When you’re enrolled in a debt management plan, a credit counselor will work with you and your creditors to agree on a monthly payment plan that ultimately reduces your monthly payment and interest rates on your debt. After that part is done, you’ll make monthly deposits with the credit counseling organization, then they use your deposit to pay your creditors according to the payment schedule. Debt management plans generally take three to five years to pay off your debt.

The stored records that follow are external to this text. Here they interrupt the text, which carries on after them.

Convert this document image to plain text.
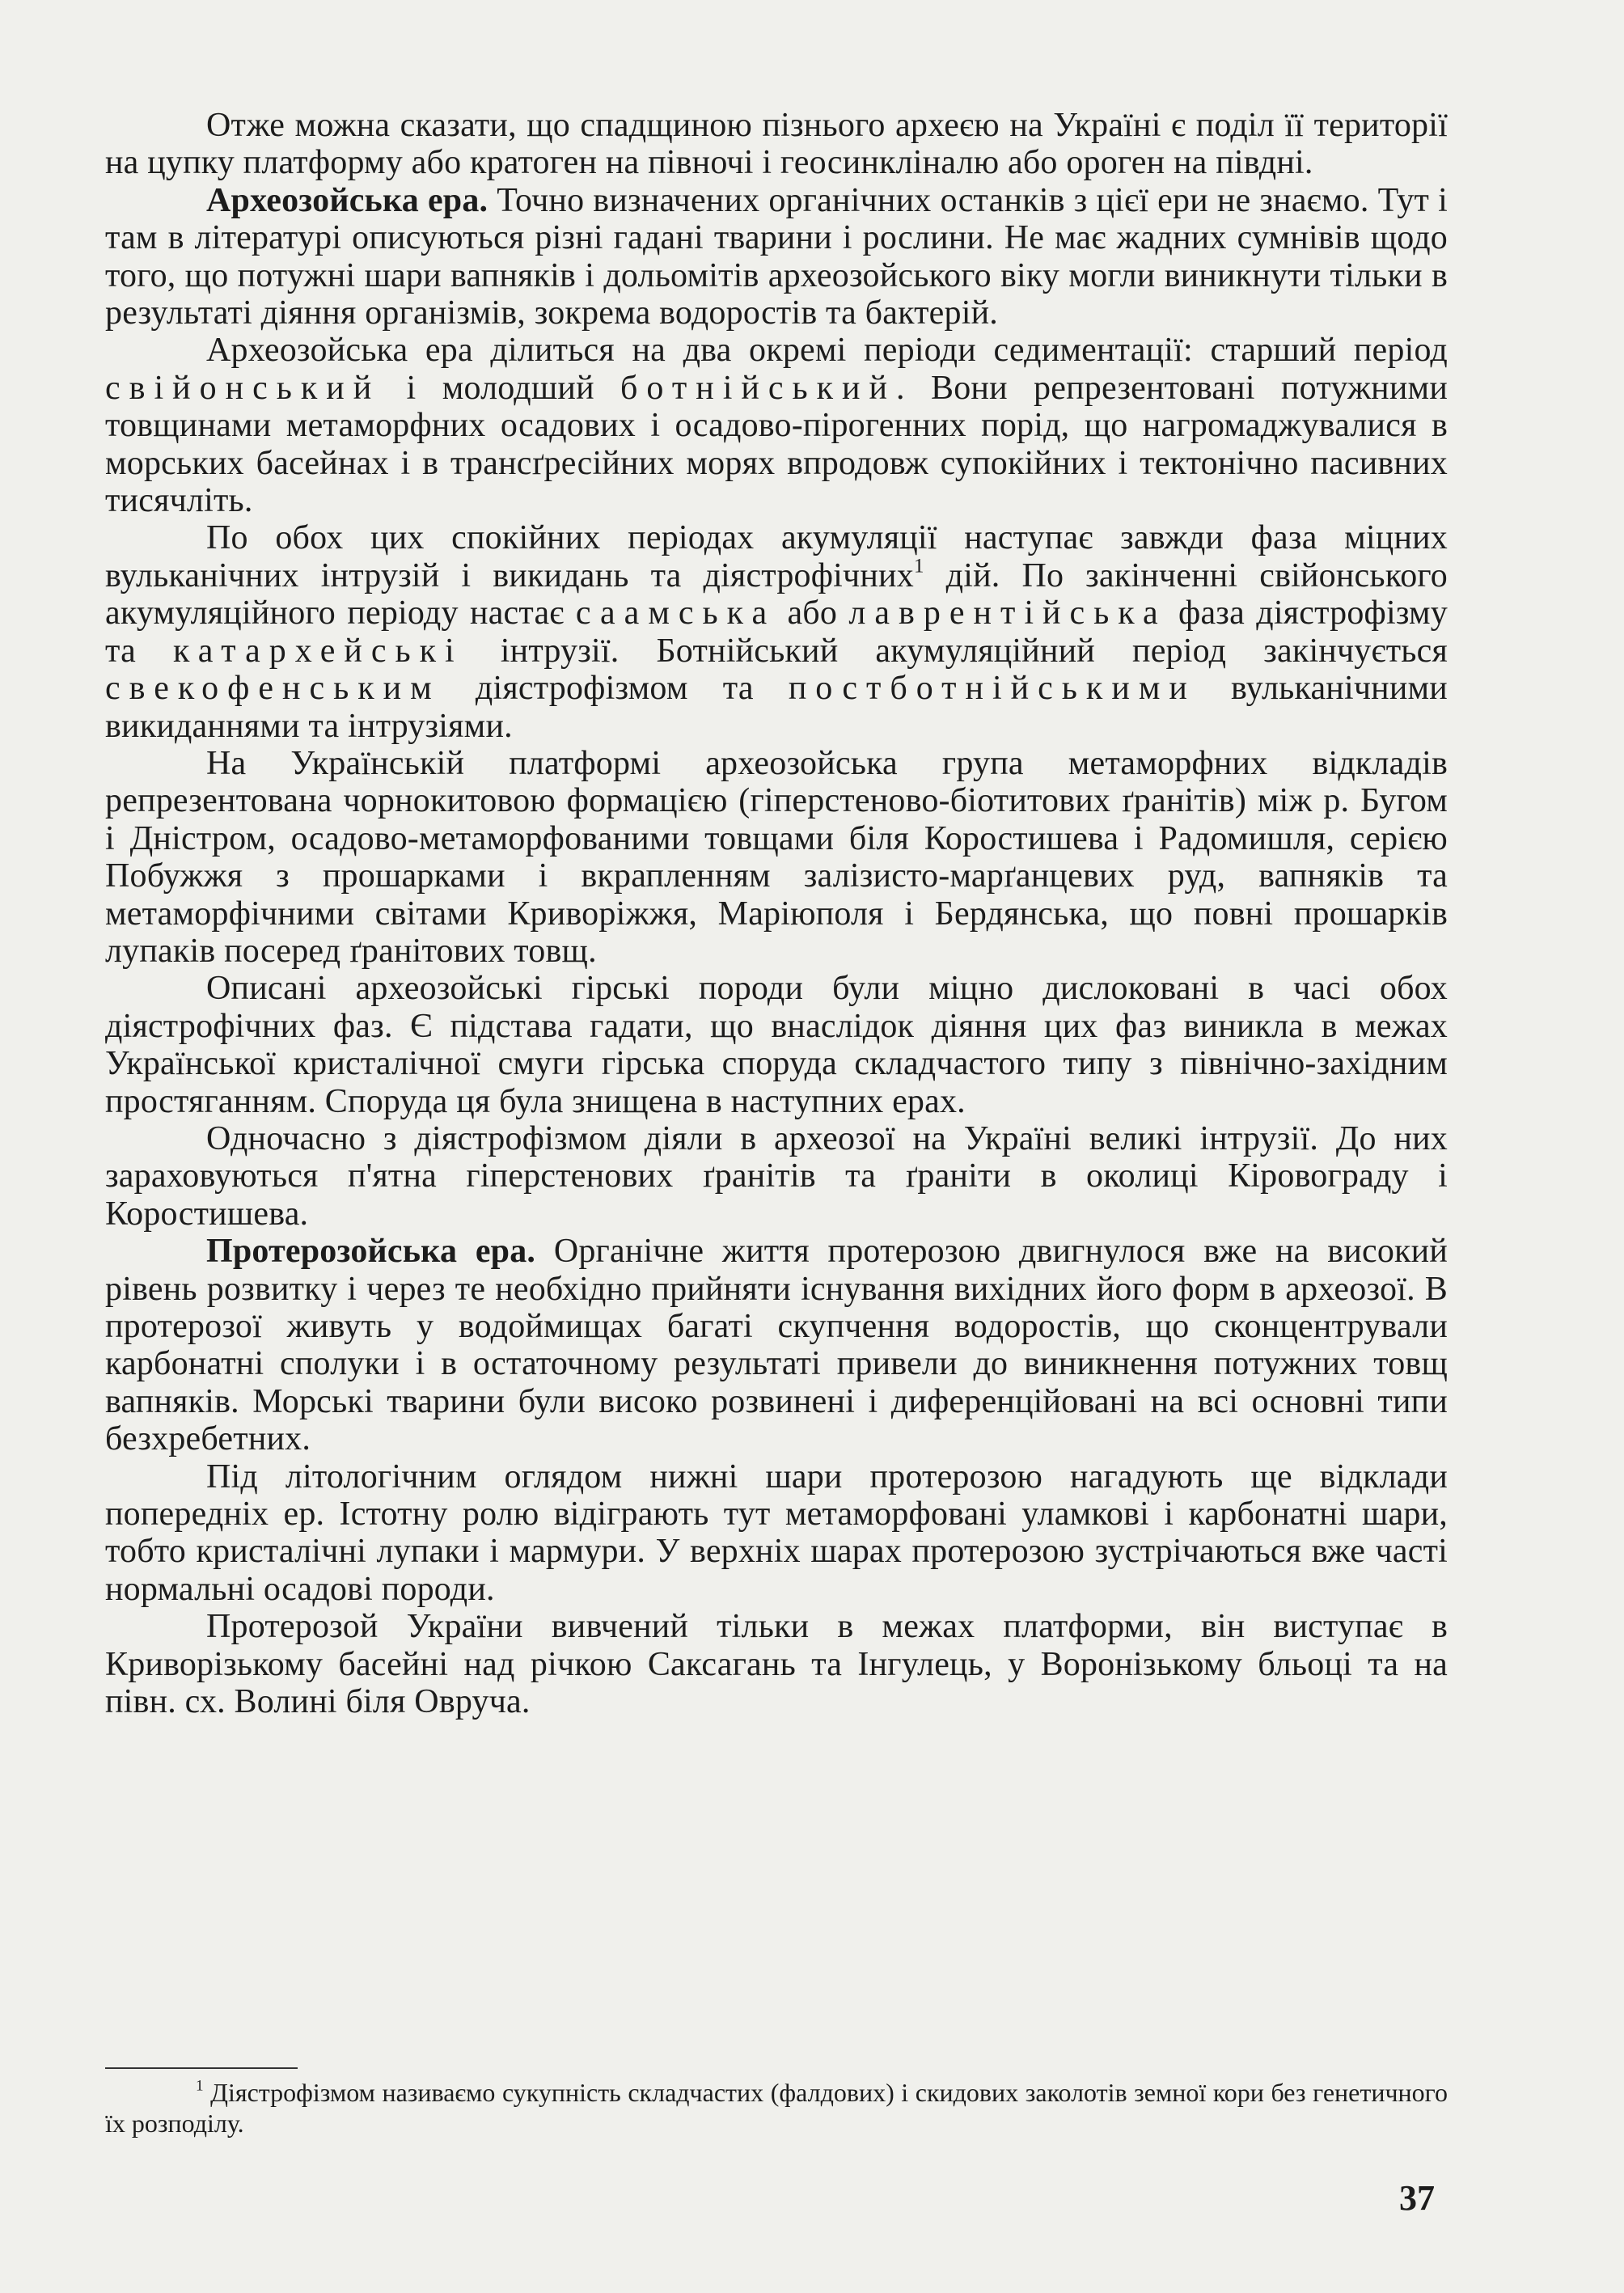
Отже можна сказати, що спадщиною пізнього археєю на Україні є поділ її території на цупку платформу або кратоген на півночі і геосинкліналю або ороген на півдні.

Археозойська ера. Точно визначених органічних останків з цієї ери не знаємо. Тут і там в літературі описуються різні гадані тварини і рослини. Не має жадних сумнівів щодо того, що потужні шари вапняків і дольомітів археозойського віку могли виникнути тільки в результаті діяння організмів, зокрема водоростів та бактерій.

Археозойська ера ділиться на два окремі періоди седиментації: старший період свійонський і молодший ботнійський. Вони репрезентовані потужними товщинами метаморфних осадових і осадово-пірогенних порід, що нагромаджувалися в морських басейнах і в трансґресійних морях впродовж супокійних і тектонічно пасивних тисячліть.

По обох цих спокійних періодах акумуляції наступає завжди фаза міцних вульканічних інтрузій і викидань та діястрофічних$^1$ дій. По закінченні свійонського акумуляційного періоду настає саамська або лаврентійська фаза діястрофізму та катархейські інтрузії. Ботнійський акумуляційний період закінчується свекофенським діястрофізмом та постботнійськими вульканічними викиданнями та інтрузіями.

На Українській платформі археозойська група метаморфних відкладів репрезентована чорнокитовою формацією (гіперстеново-біотитових ґранітів) між р. Бугом і Дністром, осадово-метаморфованими товщами біля Коростишева і Радомишля, серією Побужжя з прошарками і вкрапленням залізисто-марґанцевих руд, вапняків та метаморфічними світами Криворіжжя, Маріюполя і Бердянська, що повні прошарків лупаків посеред ґранітових товщ.

Описані археозойські гірські породи були міцно дислоковані в часі обох діястрофічних фаз. Є підстава гадати, що внаслідок діяння цих фаз виникла в межах Української кристалічної смуги гірська споруда складчастого типу з північно-західним простяганням. Споруда ця була знищена в наступних ерах.

Одночасно з діястрофізмом діяли в археозої на Україні великі інтрузії. До них зараховуються п'ятна гіперстенових ґранітів та ґраніти в околиці Кіровограду і Коростишева.

Протерозойська ера. Органічне життя протерозою двигнулося вже на високий рівень розвитку і через те необхідно прийняти існування вихідних його форм в археозої. В протерозої живуть у водоймищах багаті скупчення водоростів, що сконцентрували карбонатні сполуки і в остаточному результаті привели до виникнення потужних товщ вапняків. Морські тварини були високо розвинені і диференційовані на всі основні типи безхребетних.

Під літологічним оглядом нижні шари протерозою нагадують ще відклади попередніх ер. Істотну ролю відіграють тут метаморфовані уламкові і карбонатні шари, тобто кристалічні лупаки і мармури. У верхніх шарах протерозою зустрічаються вже часті нормальні осадові породи.

Протерозой України вивчений тільки в межах платформи, він виступає в Криворізькому басейні над річкою Саксагань та Інгулець, у Воронізькому бльоці та на півн. сх. Волині біля Овруча.

$^1$ Діястрофізмом називаємо сукупність складчастих (фалдових) і скидових заколотів земної кори без генетичного їх розподілу.

37
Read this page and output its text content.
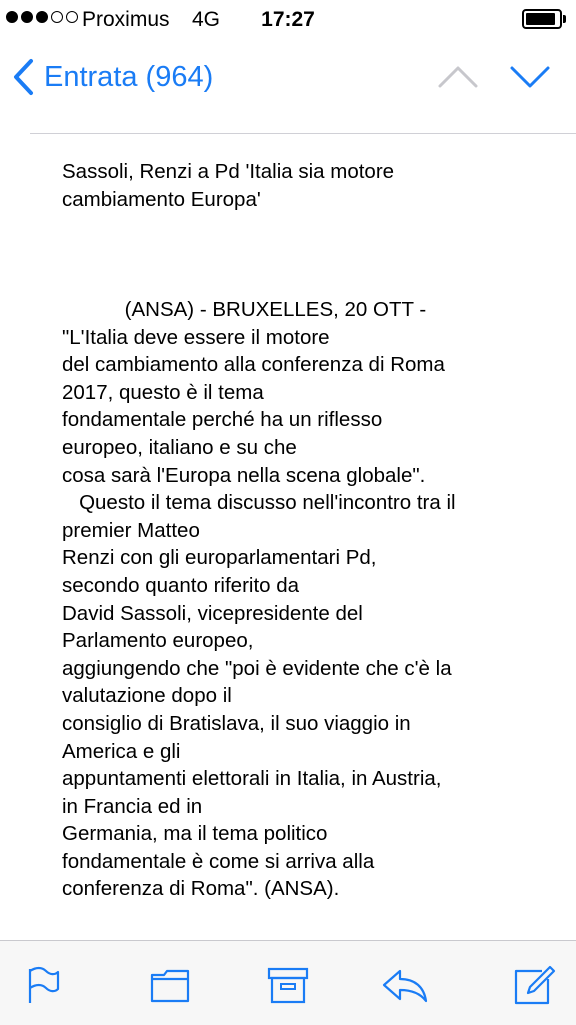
Proximus 4G	17:27
Entrata (964)
Sassoli, Renzi a Pd 'Italia sia motore
cambiamento Europa'
(ANSA) - BRUXELLES, 20 OTT -
"L'Italia deve essere il motore
del cambiamento alla conferenza di Roma
2017, questo è il tema
fondamentale perché ha un riflesso
europeo, italiano e su che
cosa sarà l'Europa nella scena globale".
Questo il tema discusso nell'incontro tra il
premier Matteo
Renzi con gli europarlamentari Pd,
secondo quanto riferito da
David Sassoli, vicepresidente del
Parlamento europeo,
aggiungendo che "poi è evidente che c'è la
valutazione dopo il
consiglio di Bratislava, il suo viaggio in
America e gli
appuntamenti elettorali in Italia, in Austria,
in Francia ed in
Germania, ma il tema politico
fondamentale è come si arriva alla
conferenza di Roma". (ANSA).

Credit counseling firms generally offer some light credit and debt counseling for free, but some firms charge a fee to enroll into a debt management plan, so be sure to ask ahead of time about any fees you’d pay. Unlike debt consolidation with a personal loan or balance transfer, a debt management plan requires you to close all of your credit card accounts, which may negatively impact your credit score.
The case for budgeting
“If you’re overwhelmed there’s a really good chance that you’re not budgeting,” said Williams of A Debt Coach.
Budgeting begins with listing all of your financial responsibilities. Make a list of all of your fixed expenses and debt payments. With debt, be sure to note the interest rate you pay on the debt.
If seeing all of your debt laid out discourages you, try to remember you didn’t rack up all of that debt overnight, so it’ll take time to pay it down, too, said Ossenfort.
Set up your budget to address debt payments one month at a time. Figure out how much money you have left over after your savings and fixed expenses each month to contribute toward your debts, and stick to the monthly numbers to keep yourself from getting overwhelmed.
“Once they see the budget, they see that they have money at the end of the month, they generally feel more confident in their ability to cover their expenses,” said Ossenfort. “In this case, slow and steady wins the race. It takes dedication and putting your nose to the grindstone to get out of it.”
Follow through with a budget
Make a plan and actually follow through with it.
“A crucial thing is to ensure the budget actually works. Sometimes numbers on a spreadsheet don’t work in real life. So we start by tracking spending,” said Opperman. She suggested tracking your spending to get a complete picture of your budget and making adjustments over time.
“That means flexibility is important. Not only creating and living with a budget, but making changes to that budget based on your experience,” added Opperman.
And if you’re having a difficult time, get some help.
“Everything we do is habit building. If you’re into the habit of [budgeting] then you’re going to do great. If you’re not and you’re starting new, contact a credit counselor and check out the budgeting programs that they have,” said Williams.
Apps are a good option for those who struggle to make a budget. View our list of top budgeting apps for Android and Apple devices here.
Paying down multiple debts can be a long process, but it’s possible if you prioritize and stay focused.
“The biggest thing is you know is it’s really not as overwhelming as people think and that there’s always light at the end of the tunnel. It can always be fixed,” said Ossenfort.
Lynch suggested building small, reasonable rewards into your debt paydown strategy so that you don’t feel starved in the process, as that can lead to spending binges or convince you to ditch your budget.
“For people who are working with a professional counselor, or even with a spouse, don’t let somebody be judgmental about your priorities,” said Lynch. “You are going to resent that imposition on your priorities. Being judgmental is the last thing a counselor should do and a person that wants to do it themselves shouldn’t do that either.”
Ultimately getting out of debt should be something that you want to do. When you really want something, there’s nothing that anyone can say or do that will stop you from your goal.